Memory budget (bf16 training, Adam):
Per parameter: 2 (bf16 params) + 4 (fp32 master) + 4 (m) + 4 (v) + 2 (grad) ≈ 16 bytes
| Model | Params | Train mem | + Activations | Total | Fits 192GB? |
|---|---|---|---|---|---|
| 760M | 760M | 12 GB | ~10 GB | ~22 GB | ✅ easily |
| 1.5B | 1.5B | 24 GB | ~20 GB | ~44 GB | ✅ easily |
| 3B | 3B | 48 GB | ~40 GB | ~88 GB | ✅ yes |
| 7B | 7B | 112 GB | ~60 GB | ~172 GB | ✅ tight |
| 13B | 13B | 208 GB | ~80 GB | ~288 GB | ❌ no |
Recommendation: 3B model (GPT-2 3B)
Why 3B over 7B:
- 3B on 14.6B tokens = ~5× over-training. That’s fine — LLaMA-1 7B was trained on 1T tokens (143× Chinchilla-optimal).
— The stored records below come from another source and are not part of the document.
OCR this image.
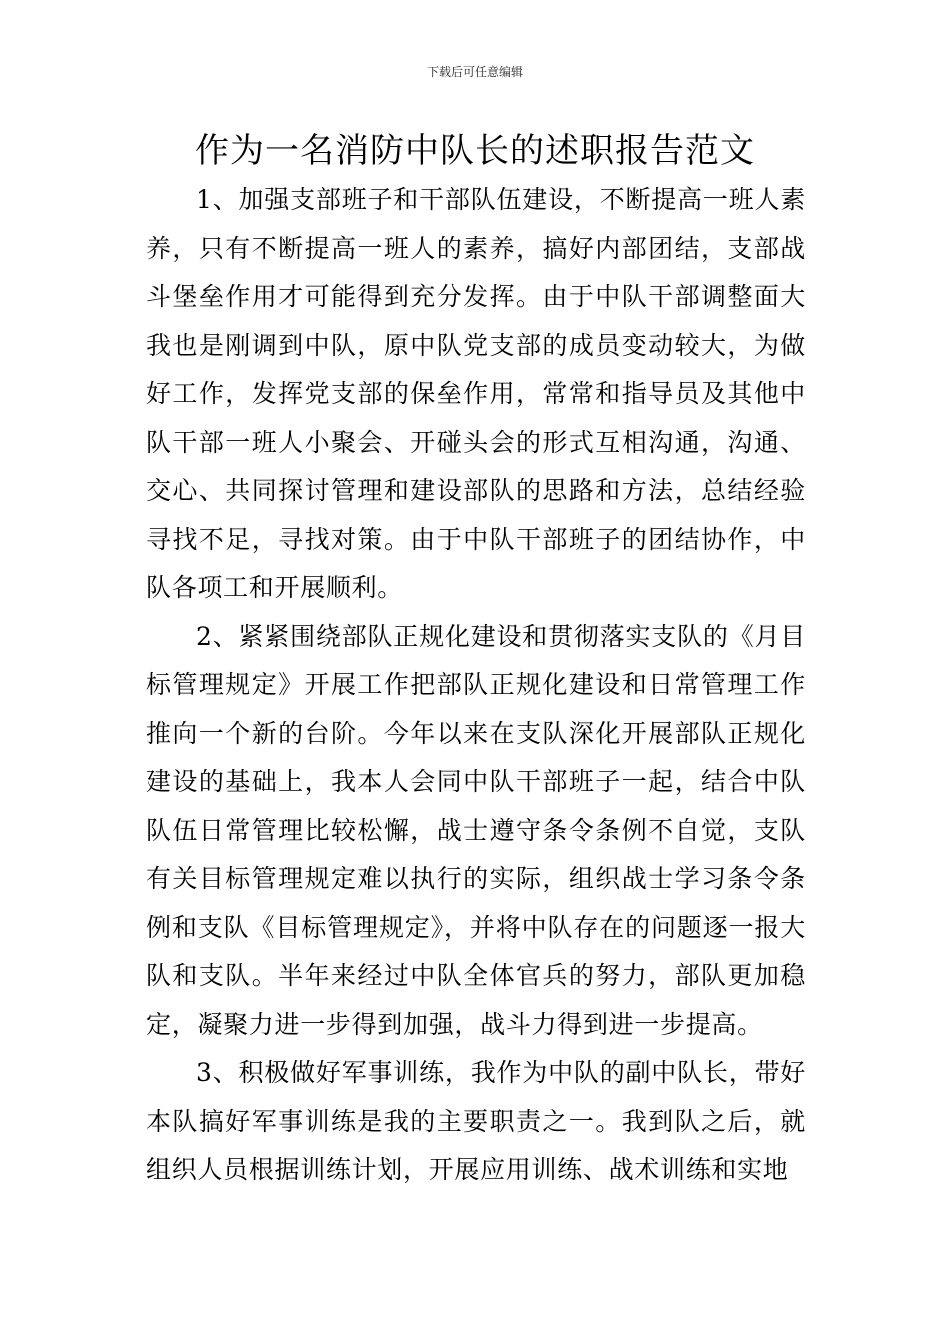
下载后可任意编辑
作为一名消防中队长的述职报告范文

1、加强支部班子和干部队伍建设，不断提高一班人素养，只有不断提高一班人的素养，搞好内部团结，支部战斗堡垒作用才可能得到充分发挥。由于中队干部调整面大我也是刚调到中队，原中队党支部的成员变动较大，为做好工作，发挥党支部的保垒作用，常常和指导员及其他中队干部一班人小聚会、开碰头会的形式互相沟通，沟通、交心、共同探讨管理和建设部队的思路和方法，总结经验寻找不足，寻找对策。由于中队干部班子的团结协作，中队各项工和开展顺利。

2、紧紧围绕部队正规化建设和贯彻落实支队的《月目标管理规定》开展工作把部队正规化建设和日常管理工作推向一个新的台阶。今年以来在支队深化开展部队正规化建设的基础上，我本人会同中队干部班子一起，结合中队队伍日常管理比较松懈，战士遵守条令条例不自觉，支队有关目标管理规定难以执行的实际，组织战士学习条令条例和支队《目标管理规定》，并将中队存在的问题逐一报大队和支队。半年来经过中队全体官兵的努力，部队更加稳定，凝聚力进一步得到加强，战斗力得到进一步提高。

3、积极做好军事训练，我作为中队的副中队长，带好本队搞好军事训练是我的主要职责之一。我到队之后，就组织人员根据训练计划，开展应用训练、战术训练和实地
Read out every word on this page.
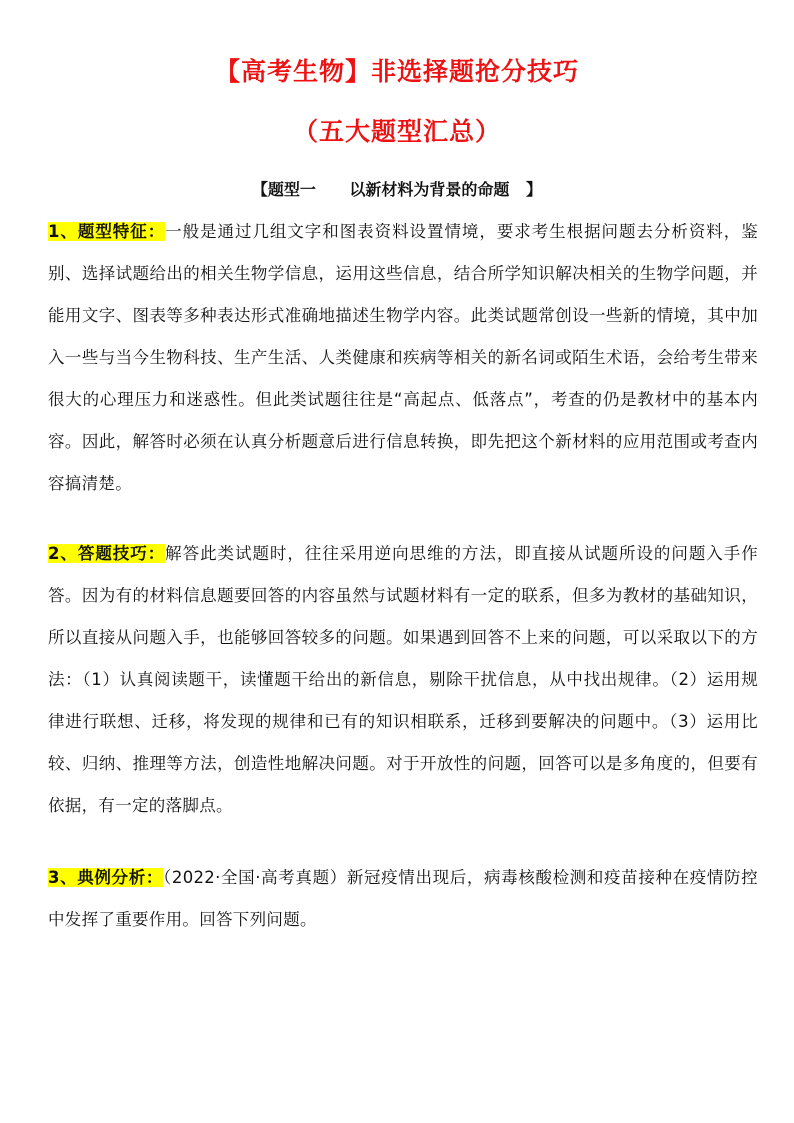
【高考生物】非选择题抢分技巧
（五大题型汇总）
【题型一      以新材料为背景的命题   】
1、题型特征：一般是通过几组文字和图表资料设置情境，要求考生根据问题去分析资料，鉴别、选择试题给出的相关生物学信息，运用这些信息，结合所学知识解决相关的生物学问题，并能用文字、图表等多种表达形式准确地描述生物学内容。此类试题常创设一些新的情境，其中加入一些与当今生物科技、生产生活、人类健康和疾病等相关的新名词或陌生术语，会给考生带来很大的心理压力和迷惑性。但此类试题往往是“高起点、低落点”，考查的仍是教材中的基本内容。因此，解答时必须在认真分析题意后进行信息转换，即先把这个新材料的应用范围或考查内容搞清楚。
2、答题技巧：解答此类试题时，往往采用逆向思维的方法，即直接从试题所设的问题入手作答。因为有的材料信息题要回答的内容虽然与试题材料有一定的联系，但多为教材的基础知识，所以直接从问题入手，也能够回答较多的问题。如果遇到回答不上来的问题，可以采取以下的方法：（1）认真阅读题干，读懂题干给出的新信息，剔除干扰信息，从中找出规律。（2）运用规律进行联想、迁移，将发现的规律和已有的知识相联系，迁移到要解决的问题中。（3）运用比较、归纳、推理等方法，创造性地解决问题。对于开放性的问题，回答可以是多角度的，但要有依据，有一定的落脚点。
3、典例分析：（2022·全国·高考真题）新冠疫情出现后，病毒核酸检测和疫苗接种在疫情防控中发挥了重要作用。回答下列问题。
Over-training always helps absolute loss.
- 7B on 14.6B tokens = ~2× under-training. You’d get a model that hasn’t converged.
- 3B fits comfortably with large batch sizes → faster training
- 3B at ~5× over-training will beat 7B at ~2× under-training
Proposed config: GPT-2 3B
# 3B params: n_layer=48, n_head=32, n_embd=2560
# ~10.2 GB per layer in bf16
# Total train memory: ~48 GB params/opt + ~40 GB activations ≈ 88 GB (well under 192)
# Allows large batch_size for throughput
batch_size = 32 # 32 × 1024 = 32K tokens per micro-step
block_size = 1024
gradient_accumulation_steps = 64 # effective batch = 32 × 1024 × 64 = 2M tokens
n_layer = 48
n_head = 32 # head_size = 2560/32 = 80
n_embd = 2560
dropout = 0.0
bias = False
learning_rate = 3e-4
min_lr = 3e-5
warmup_iters = 2000
max_iters = 11500 # 11500 × 2M = 23B tokens (passes over data ~1.6×)
lr_decay_iters = 11500
weight_decay = 0.1
beta2 = 0.95
grad_clip = 1.0
compile = True
Alternative: if you want to train longer and iterate faster, start with 1.5B (GPT-2 XL arch) and do multiple passes:
# 1.5B: reuse train_fineweb1_5b.py but with larger batch
n_layer = 48
n_head = 25
n_embd = 1600
batch_size = 64 # fits easily on 192GB
gradient_accumulation_steps = 32 # effective = 64 × 1024 × 32 = 2M tokens
max_iters = 15000 # 15000 × 2M = 30B tokens (2× over data)
Which do you want — 3B (better final loss, ~2-3 days) or 1.5B (faster iterations, can experiment more)?